# hey, hi, and red potatoes



## crazyryan (Sep 26, 2005)

Hi, just wanted to say hi and all. If you want someone to talk crazy with nothin but random stuff, invite me to a conv. Thanks bye.
GO SENS GO!


----------



## claymud (Aug 21, 2005)

Look at the new menice, My younger bro. Well welcome to the street, try not to get lost and I won't hold your hand while crossing.


----------



## Lotus (Nov 12, 2004)

Welcome to the Street


----------



## Vlad (Aug 2, 2005)

Welcome crazyryan. Glad you joined up.


----------



## crazyryan (Sep 26, 2005)

ok... claymud...what...ur the one who wants to hold my hand 24/7


----------



## DeathTouch (Sep 6, 2005)

Hello.
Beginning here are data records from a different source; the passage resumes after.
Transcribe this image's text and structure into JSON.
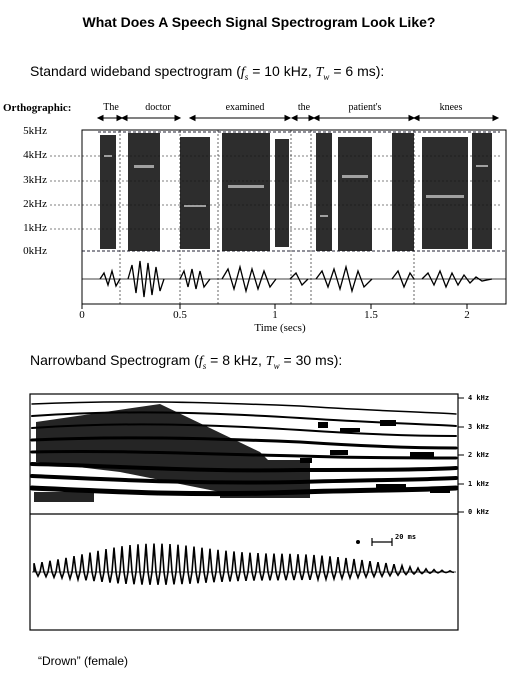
{
  "title": "What Does A Speech Signal Spectrogram Look Like?",
  "wideband": {
    "caption_prefix": "Standard wideband spectrogram (",
    "fs_symbol": "f",
    "fs_sub": "s",
    "fs_value": " = 10 kHz, ",
    "tw_symbol": "T",
    "tw_sub": "w",
    "tw_value": " = 6 ms",
    "caption_suffix": "):",
    "orthographic_label": "Orthographic:",
    "words": [
      "The",
      "doctor",
      "examined",
      "the",
      "patient's",
      "knees"
    ],
    "freq_labels": [
      "5kHz",
      "4kHz",
      "3kHz",
      "2kHz",
      "1kHz",
      "0kHz"
    ],
    "time_ticks": [
      "0",
      "0.5",
      "1",
      "1.5",
      "2"
    ],
    "time_axis_label": "Time (secs)"
  },
  "narrowband": {
    "caption_prefix": "Narrowband Spectrogram (",
    "fs_symbol": "f",
    "fs_sub": "s",
    "fs_value": " = 8 kHz, ",
    "tw_symbol": "T",
    "tw_sub": "w",
    "tw_value": " = 30 ms",
    "caption_suffix": "):",
    "freq_labels": [
      "4 kHz",
      "3 kHz",
      "2 kHz",
      "1 kHz",
      "0 kHz"
    ],
    "scale_label": "20 ms",
    "word_caption": "“Drown” (female)"
  }
}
Glad you are here.


----------



## SuFiKitten77 (Jul 19, 2005)

Welcome CrazyRyan .. nice to have you with us


----------



## ScareFX (Aug 18, 2004)

Welcome!


----------



## Blackwidow (Jul 9, 2005)

Welcome crazyryan


----------



## Ghostess (Aug 21, 2005)

Howdy & Welcome, Ryan!

(Go Lightning!  )


----------



## HibLaGrande (Sep 25, 2005)

Howdy!


----------